An initial attempt at fulfilling this requirement could be to simply run the tool from cron every Monday morning. This approach has many potential problems:

  • Some systems running sshd could be laptops that are not on site on Mondays.
  • Some could be desktops used by night-shift employees that are not powered up Monday mornings.
  • A system using default credentials could be installed on a Tuesday.
  • Scanning 100% of the systems in a burst of activity can break things.
  • If the host list or credential list is changed mid-week, nothing is checked until the next week.

A better solution

Implementing continuous incremental scanning solves all of these problems. Instead of the process running infrequently and scanning everything each time it is ran, it can be designed to run frequently, making incremental progress. Some tools do support running slowly and using a checkpoint file, but this is not sufficient in a dynamic environment.

For our example scanner, implementing incremental scanning could look something like this:

SCAN_INTERVAL = 60 * 60 * 24 * 7
def set_last_scan(host, username, password):
    """
    Using some data store, set the last time this specific credential was
    attemped to the current time
    """

def get_last_scan_age_in_seconds(host, username, password):
    """
    Using some data store, return the last time this specific credential was
    attemped or SCAN_INTERVAL if never scanned
    """

def incremental_ssh_login(host, username, password):
    if get_last_scan_age_in_seconds(host, username, password) < SCAN_INTERVAL:
        # Already scanned in the last week
        return None
    result = ssh_login(host, username, password)
    set_last_scan(host, username, password)
    return result

def main():
    hosts = discover("192.168.1.0/24")
    usernames = ["root", "admin"]
    passwords = ["password", "12345"]

    for host in hosts:
        for username in usernames:
            for password in passwords:
                if incremental_ssh_login(host, username, password):
                    print("Weak credential found:", host, username, password)

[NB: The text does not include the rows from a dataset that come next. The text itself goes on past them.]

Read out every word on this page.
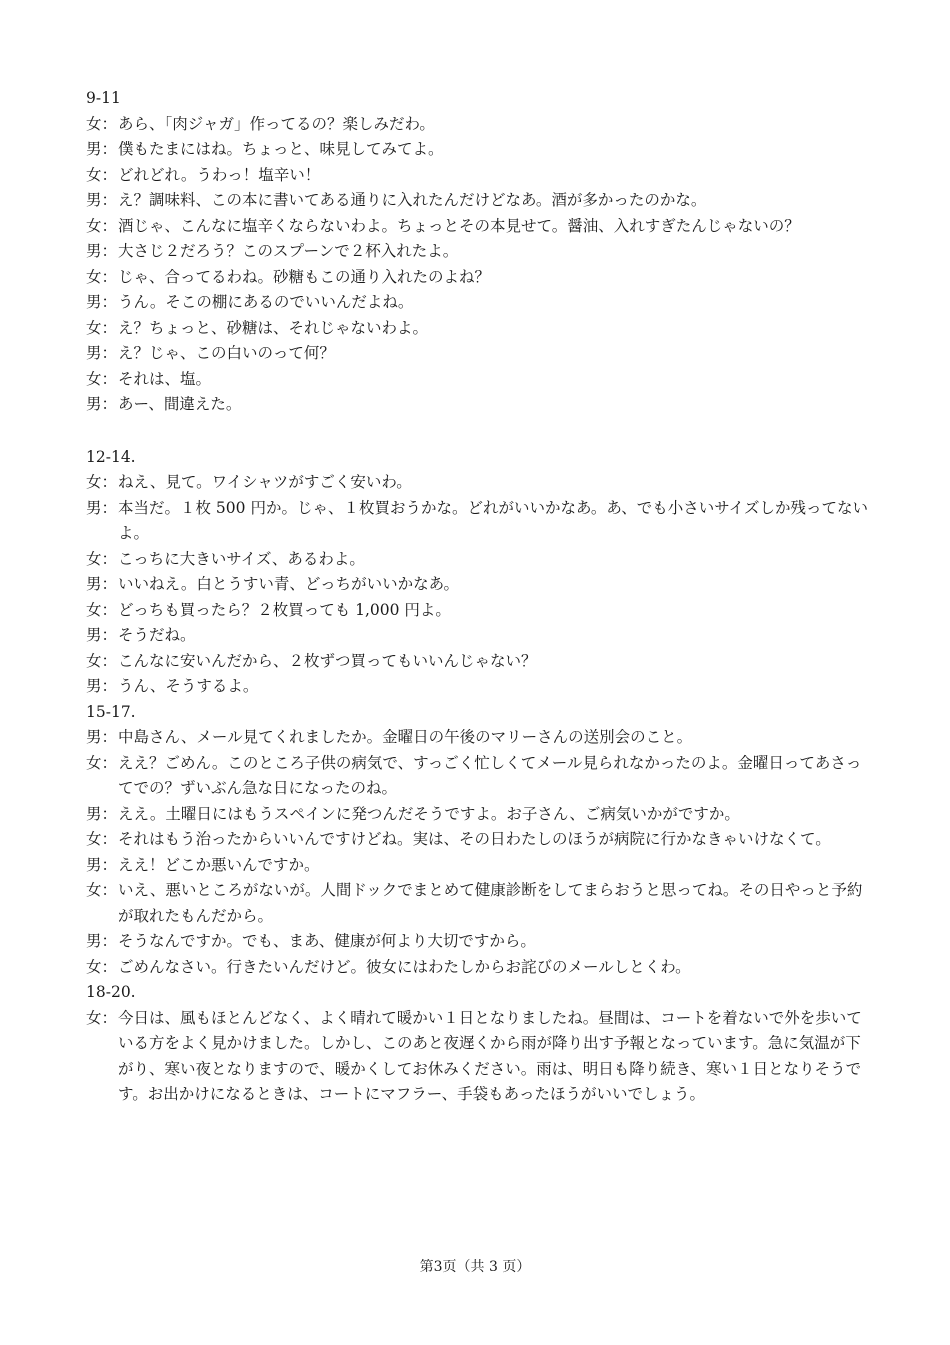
9-11
女： あら、「肉ジャガ」作ってるの？楽しみだわ。
男： 僕もたまにはね。ちょっと、味見してみてよ。
女： どれどれ。うわっ！塩辛い！
男： え？調味料、この本に書いてある通りに入れたんだけどなあ。酒が多かったのかな。
女： 酒じゃ、こんなに塩辛くならないわよ。ちょっとその本見せて。醤油、入れすぎたんじゃないの？
男： 大さじ２だろう？このスプーンで２杯入れたよ。
女： じゃ、合ってるわね。砂糖もこの通り入れたのよね？
男： うん。そこの棚にあるのでいいんだよね。
女： え？ちょっと、砂糖は、それじゃないわよ。
男： え？じゃ、この白いのって何？
女： それは、塩。
男： あー、間違えた。
12-14.
女： ねえ、見て。ワイシャツがすごく安いわ。
男： 本当だ。１枚 500 円か。じゃ、１枚買おうかな。どれがいいかなあ。あ、でも小さいサイズしか残ってないよ。
女： こっちに大きいサイズ、あるわよ。
男： いいねえ。白とうすい青、どっちがいいかなあ。
女： どっちも買ったら？２枚買っても 1,000 円よ。
男： そうだね。
女： こんなに安いんだから、２枚ずつ買ってもいいんじゃない？
男： うん、そうするよ。
15-17.
男： 中島さん、メール見てくれましたか。金曜日の午後のマリーさんの送別会のこと。
女： ええ？ごめん。このところ子供の病気で、すっごく忙しくてメール見られなかったのよ。金曜日ってあさってでの？ずいぶん急な日になったのね。
男： ええ。土曜日にはもうスペインに発つんだそうですよ。お子さん、ご病気いかがですか。
女： それはもう治ったからいいんですけどね。実は、その日わたしのほうが病院に行かなきゃいけなくて。
男： ええ！どこか悪いんですか。
女： いえ、悪いところがないが。人間ドックでまとめて健康診断をしてまらおうと思ってね。その日やっと予約が取れたもんだから。
男： そうなんですか。でも、まあ、健康が何より大切ですから。
女： ごめんなさい。行きたいんだけど。彼女にはわたしからお詫びのメールしとくわ。
18-20.
女： 今日は、風もほとんどなく、よく晴れて暖かい１日となりましたね。昼間は、コートを着ないで外を歩いている方をよく見かけました。しかし、このあと夜遅くから雨が降り出す予報となっています。急に気温が下がり、寒い夜となりますので、暖かくしてお休みください。雨は、明日も降り続き、寒い１日となりそうです。お出かけになるときは、コートにマフラー、手袋もあったほうがいいでしょう。
第3页（共 3 页）
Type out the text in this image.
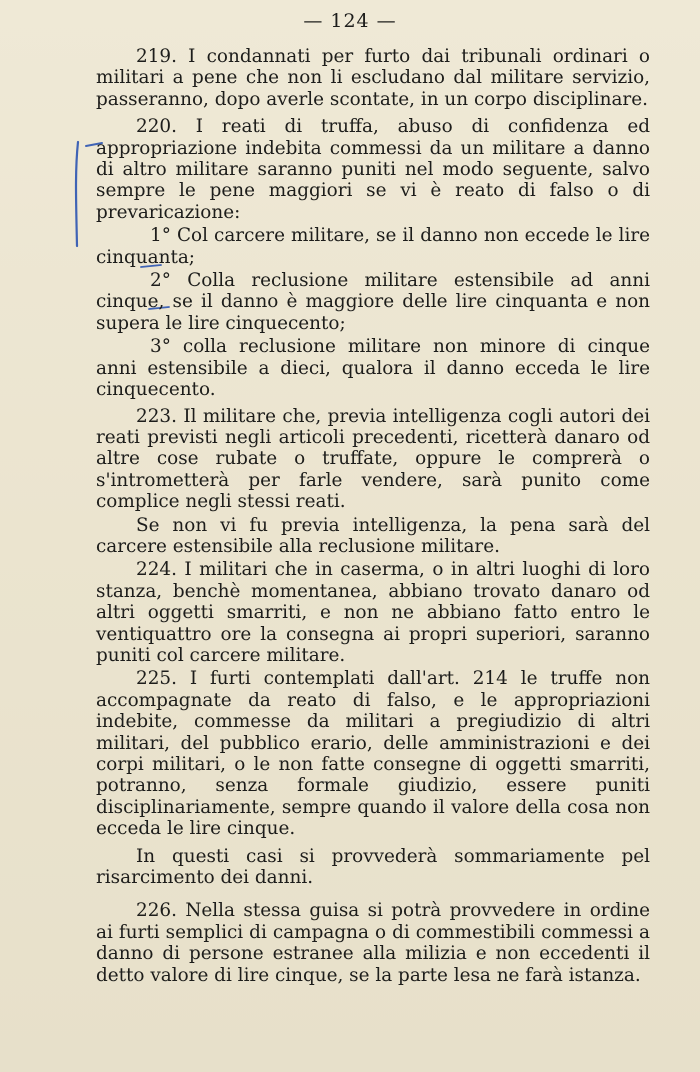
— 124 —

219. I condannati per furto dai tribunali ordinari o militari a pene che non li escludano dal militare servizio, passeranno, dopo averle scontate, in un corpo disciplinare.

220. I reati di truffa, abuso di confidenza ed appropriazione indebita commessi da un militare a danno di altro militare saranno puniti nel modo seguente, salvo sempre le pene maggiori se vi è reato di falso o di prevaricazione:

1° Col carcere militare, se il danno non eccede le lire cinquanta;

2° Colla reclusione militare estensibile ad anni cinque, se il danno è maggiore delle lire cinquanta e non supera le lire cinquecento;

3° colla reclusione militare non minore di cinque anni estensibile a dieci, qualora il danno ecceda le lire cinquecento.

223. Il militare che, previa intelligenza cogli autori dei reati previsti negli articoli precedenti, ricetterà danaro od altre cose rubate o truffate, oppure le comprerà o s'intrometterà per farle vendere, sarà punito come complice negli stessi reati.

Se non vi fu previa intelligenza, la pena sarà del carcere estensibile alla reclusione militare.

224. I militari che in caserma, o in altri luoghi di loro stanza, benchè momentanea, abbiano trovato danaro od altri oggetti smarriti, e non ne abbiano fatto entro le ventiquattro ore la consegna ai propri superiori, saranno puniti col carcere militare.

225. I furti contemplati dall'art. 214 le truffe non accompagnate da reato di falso, e le appropriazioni indebite, commesse da militari a pregiudizio di altri militari, del pubblico erario, delle amministrazioni e dei corpi militari, o le non fatte consegne di oggetti smarriti, potranno, senza formale giudizio, essere puniti disciplinariamente, sempre quando il valore della cosa non ecceda le lire cinque.

In questi casi si provvederà sommariamente pel risarcimento dei danni.

226. Nella stessa guisa si potrà provvedere in ordine ai furti semplici di campagna o di commestibili commessi a danno di persone estranee alla milizia e non eccedenti il detto valore di lire cinque, se la parte lesa ne farà istanza.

By retrieving the last time a specific attempt was made it can be skipped as long as the last scan age is lower than the SCAN_INTERVAL.

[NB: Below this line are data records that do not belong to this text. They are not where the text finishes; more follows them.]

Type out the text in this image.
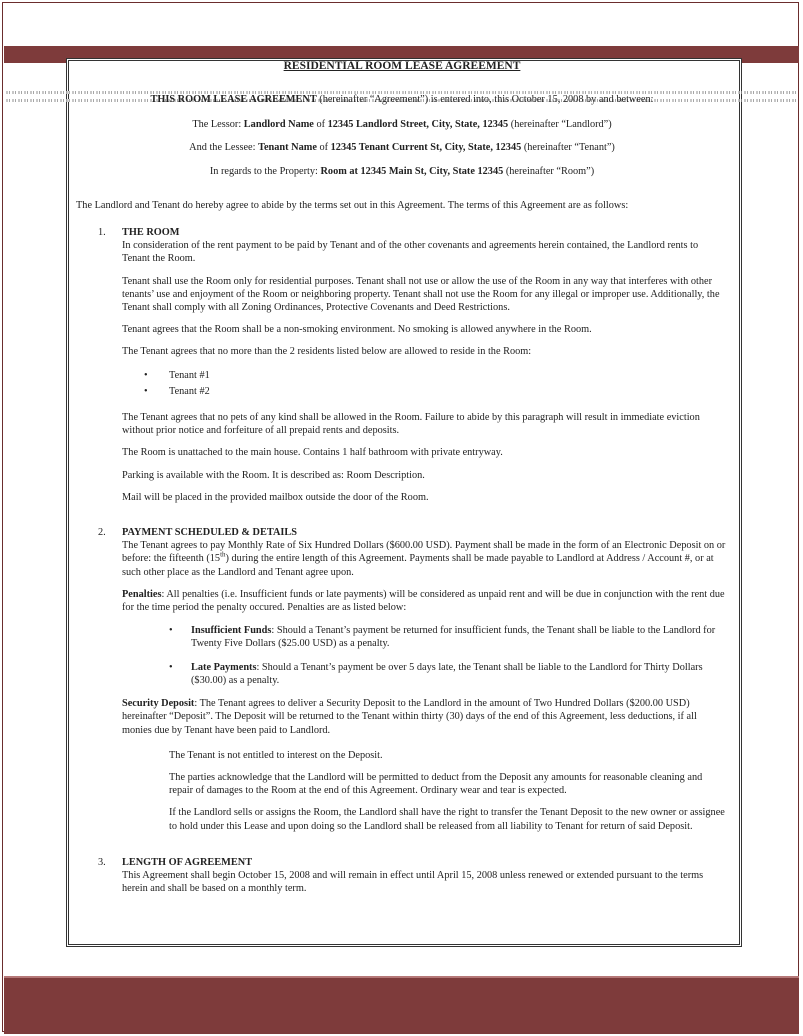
RESIDENTIAL ROOM LEASE AGREEMENT
THIS ROOM LEASE AGREEMENT (hereinafter “Agreement”) is entered into, this October 15, 2008 by and between:
The Lessor: Landlord Name of 12345 Landlord Street, City, State, 12345 (hereinafter “Landlord”)
And the Lessee: Tenant Name of 12345 Tenant Current St, City, State, 12345 (hereinafter “Tenant”)
In regards to the Property: Room at 12345 Main St, City, State 12345 (hereinafter “Room”)

The Landlord and Tenant do hereby agree to abide by the terms set out in this Agreement. The terms of this Agreement are as follows:

1. THE ROOM

In consideration of the rent payment to be paid by Tenant and of the other covenants and agreements herein contained, the Landlord rents to Tenant the Room.

Tenant shall use the Room only for residential purposes. Tenant shall not use or allow the use of the Room in any way that interferes with other tenants’ use and enjoyment of the Room or neighboring property. Tenant shall not use the Room for any illegal or improper use. Additionally, the Tenant shall comply with all Zoning Ordinances, Protective Covenants and Deed Restrictions.

Tenant agrees that the Room shall be a non-smoking environment. No smoking is allowed anywhere in the Room.

The Tenant agrees that no more than the 2 residents listed below are allowed to reside in the Room:

• Tenant #1
• Tenant #2

The Tenant agrees that no pets of any kind shall be allowed in the Room. Failure to abide by this paragraph will result in immediate eviction without prior notice and forfeiture of all prepaid rents and deposits.

The Room is unattached to the main house. Contains 1 half bathroom with private entryway.

Parking is available with the Room. It is described as: Room Description.

Mail will be placed in the provided mailbox outside the door of the Room.

2. PAYMENT SCHEDULED & DETAILS

The Tenant agrees to pay Monthly Rate of Six Hundred Dollars ($600.00 USD). Payment shall be made in the form of an Electronic Deposit on or before: the fifteenth (15th) during the entire length of this Agreement. Payments shall be made payable to Landlord at Address / Account #, or at such other place as the Landlord and Tenant agree upon.

Penalties: All penalties (i.e. Insufficient funds or late payments) will be considered as unpaid rent and will be due in conjunction with the rent due for the time period the penalty occured. Penalties are as listed below:

• Insufficient Funds: Should a Tenant’s payment be returned for insufficient funds, the Tenant shall be liable to the Landlord for Twenty Five Dollars ($25.00 USD) as a penalty.
• Late Payments: Should a Tenant’s payment be over 5 days late, the Tenant shall be liable to the Landlord for Thirty Dollars ($30.00) as a penalty.

Security Deposit: The Tenant agrees to deliver a Security Deposit to the Landlord in the amount of Two Hundred Dollars ($200.00 USD) hereinafter “Deposit”. The Deposit will be returned to the Tenant within thirty (30) days of the end of this Agreement, less deductions, if all monies due by Tenant have been paid to Landlord.

The Tenant is not entitled to interest on the Deposit.

The parties acknowledge that the Landlord will be permitted to deduct from the Deposit any amounts for reasonable cleaning and repair of damages to the Room at the end of this Agreement. Ordinary wear and tear is expected.

If the Landlord sells or assigns the Room, the Landlord shall have the right to transfer the Tenant Deposit to the new owner or assignee to hold under this Lease and upon doing so the Landlord shall be released from all liability to Tenant for return of said Deposit.

3. LENGTH OF AGREEMENT

This Agreement shall begin October 15, 2008 and will remain in effect until April 15, 2008 unless renewed or extended pursuant to the terms herein and shall be based on a monthly term.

With these changes the tool can work incrementally and has the following features:

  • If new hosts are added and the tool is ran again, then only those hosts will be scanned.
  • If new usernames or passwords are added and the tool is ran again, then they will be tested against all hosts.
  • As soon as SCAN_INTERVAL seconds passes, credentials will be checked again.
  • If a scan is interrupted it can be immediately restarted and it will continue from where it left off.
  • All of the above can happen at the same time and the tool will always do the right thing.

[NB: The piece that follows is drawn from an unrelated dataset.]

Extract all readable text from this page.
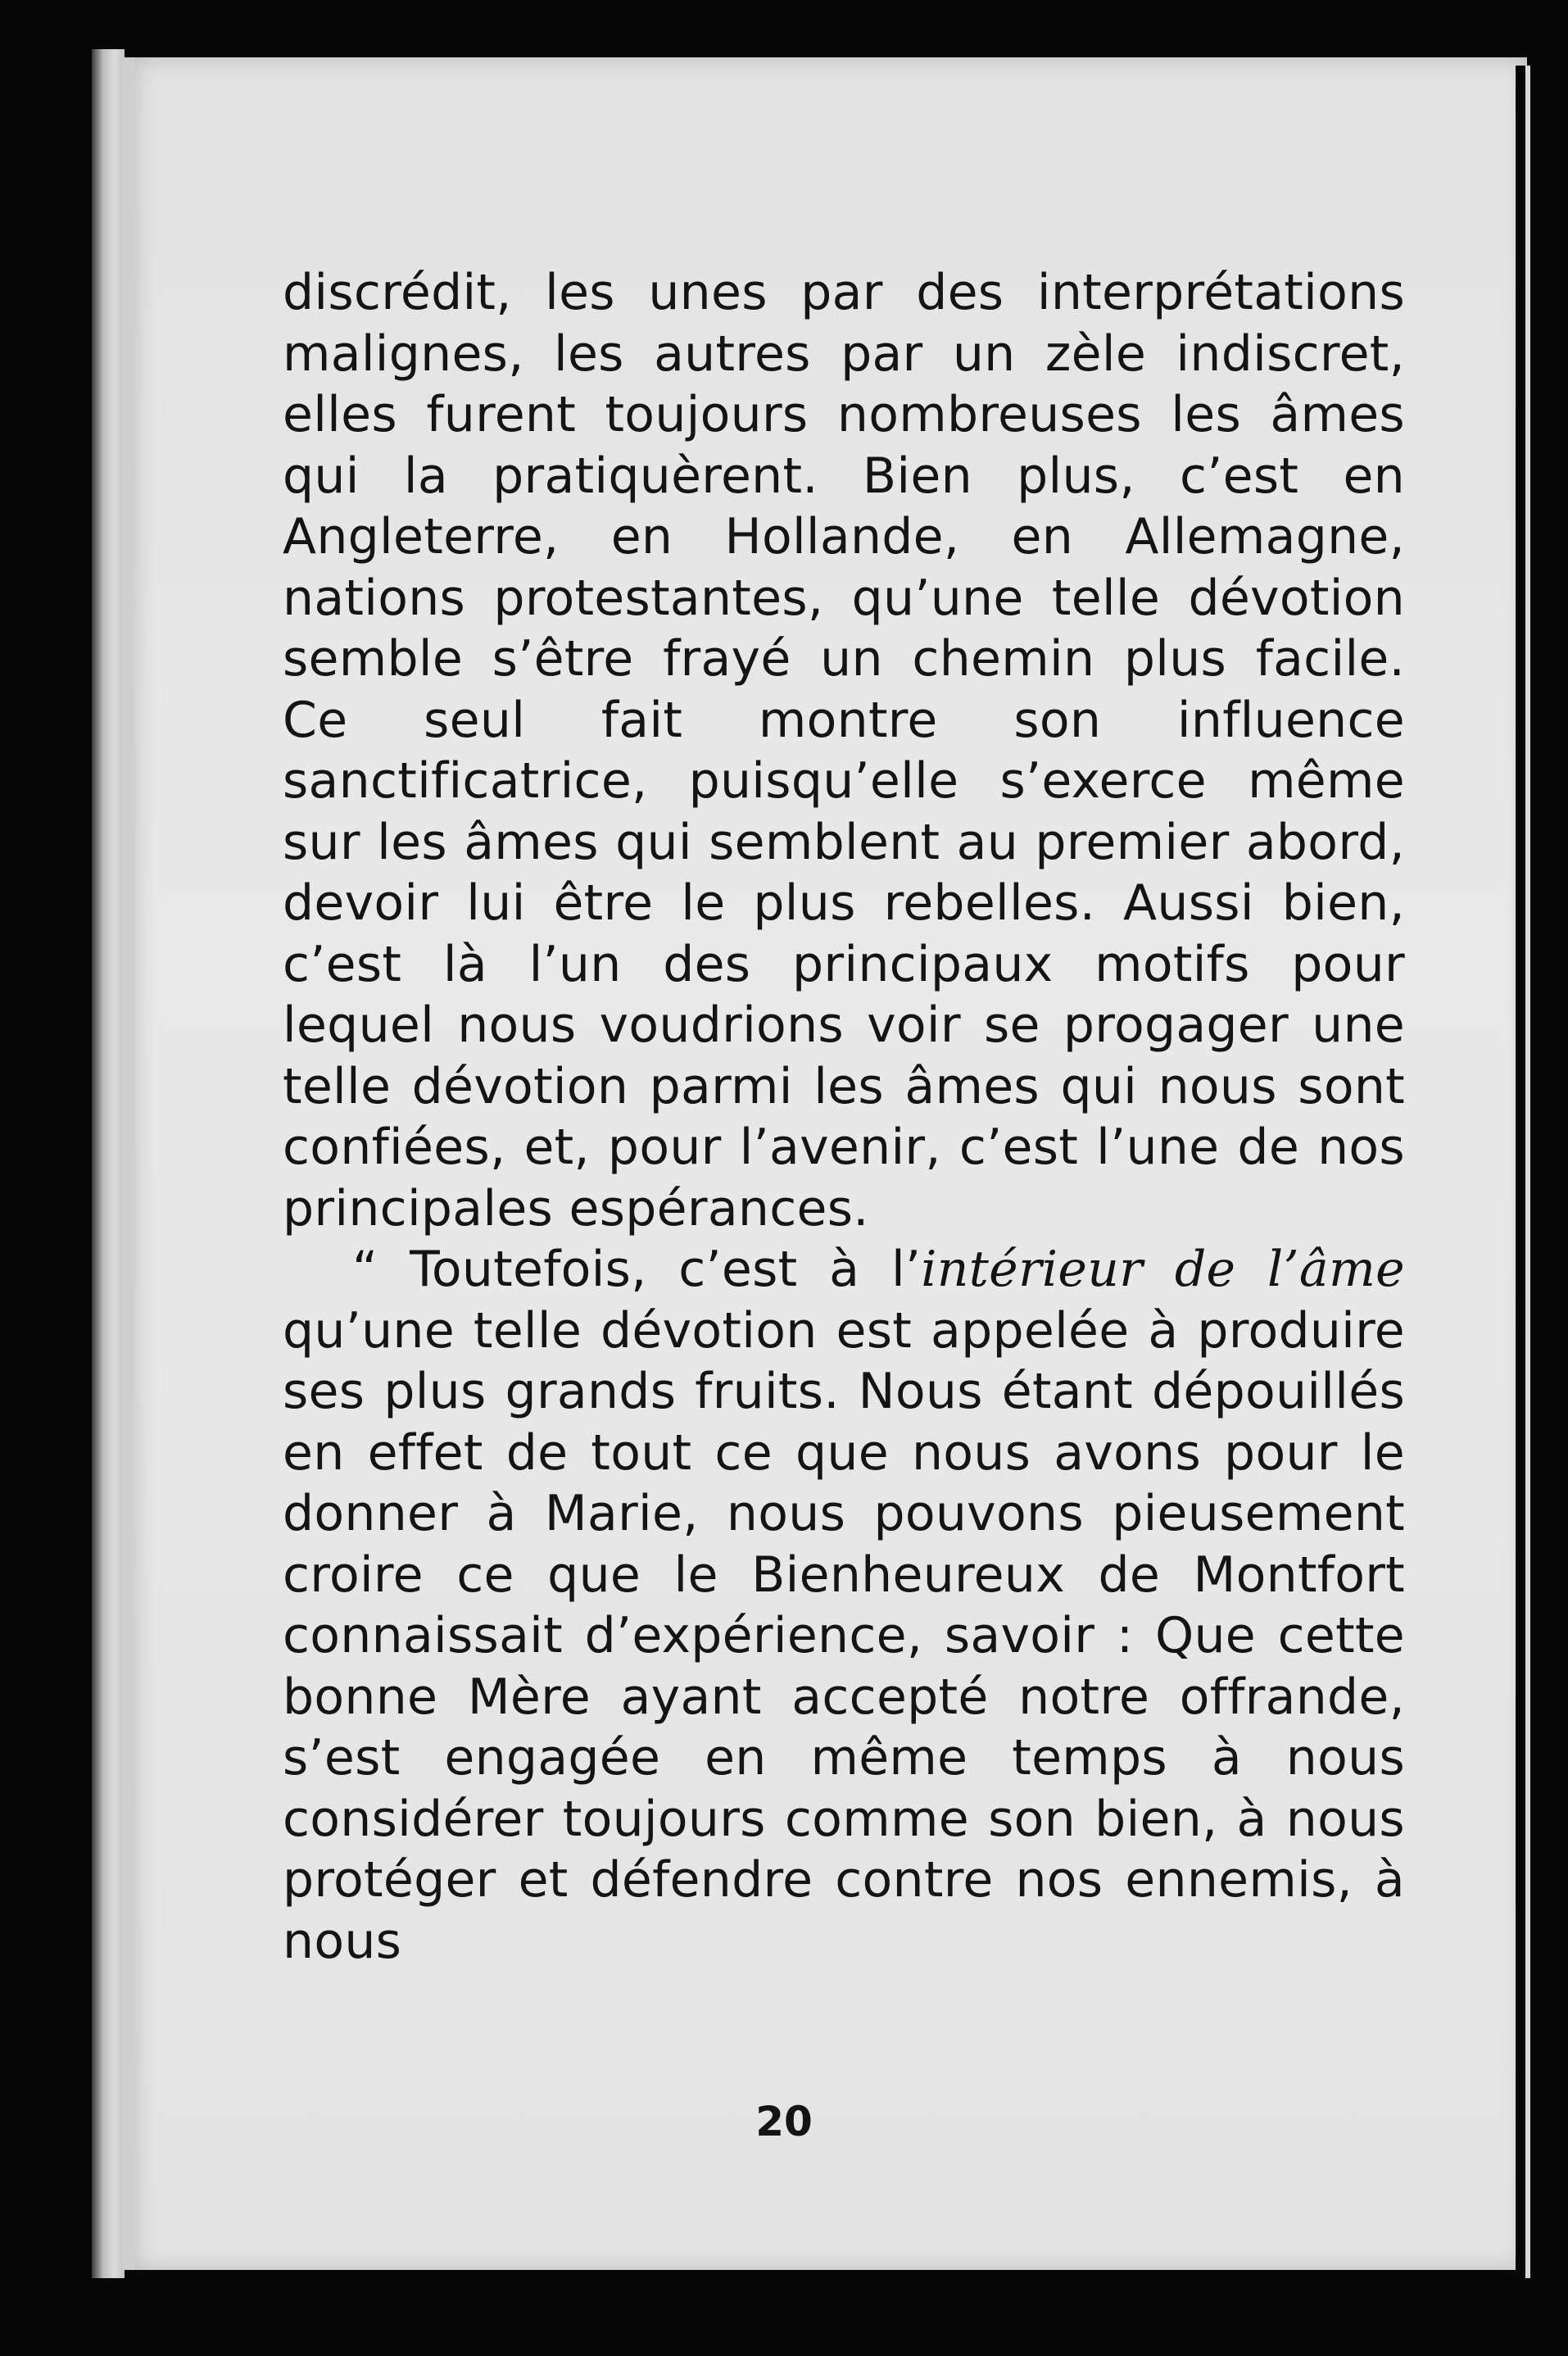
discrédit, les unes par des interprétations malignes, les autres par un zèle indiscret, elles furent toujours nombreuses les âmes qui la pratiquèrent. Bien plus, c’est en Angleterre, en Hollande, en Allemagne, nations protestantes, qu’une telle dévotion semble s’être frayé un chemin plus facile. Ce seul fait montre son influence sanctificatrice, puisqu’elle s’exerce même sur les âmes qui semblent au premier abord, devoir lui être le plus rebelles. Aussi bien, c’est là l’un des principaux motifs pour lequel nous voudrions voir se progager une telle dévotion parmi les âmes qui nous sont confiées, et, pour l’avenir, c’est l’une de nos principales espérances.

“ Toutefois, c’est à l’intérieur de l’âme qu’une telle dévotion est appelée à produire ses plus grands fruits. Nous étant dépouillés en effet de tout ce que nous avons pour le donner à Marie, nous pouvons pieusement croire ce que le Bienheureux de Montfort connaissait d’expérience, savoir : Que cette bonne Mère ayant accepté notre offrande, s’est engagée en même temps à nous considérer toujours comme son bien, à nous protéger et défendre contre nos ennemis, à nous

20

This process could be considered a form of reconciling desired and actual states. The desired state is that every host+username+password should be recorded in the data store as scanned more recently than SCAN_INTERVAL. Every time the tool is ran it will work towards this state, or do nothing if it has already reached it.

Making it continuous

Now that the tool can scan incrementally and won’t redundantly check the same credentials it can simply be ran every hour. The scan age tracking will ensure that individual credentials are tested at most once every SCAN_INTERVAL. The hourly frequency will ensure that even infrequently connected hosts are found and scanned.

Improving other tools

As I mentioned initially, most tools aren’t buggy, but they could be better. When working on a tool, consider the following questions:

Expected Usage

Is this tool designed to run once, or repeatedly? For example, there are many tools that will scan an organizations GitHub repos for leaked credentials or code that is potentially vulnerable. An attacker may only run such a tool once, but someone from the organization may want to run it on a daily basis. If the tool is not designed for this use case, it will likely re-scan the same files each time it is ran. It may even re-clone entire repositories instead of simply reusing previously downloaded data.

Expected Completeness

Is this tool designed to find all potential issues, or just any issue? An attacker may only need to find one problem, but a defender needs to find and correct all of them. Finding all problems means ensuring that the audit has completed and the desired state has been reached.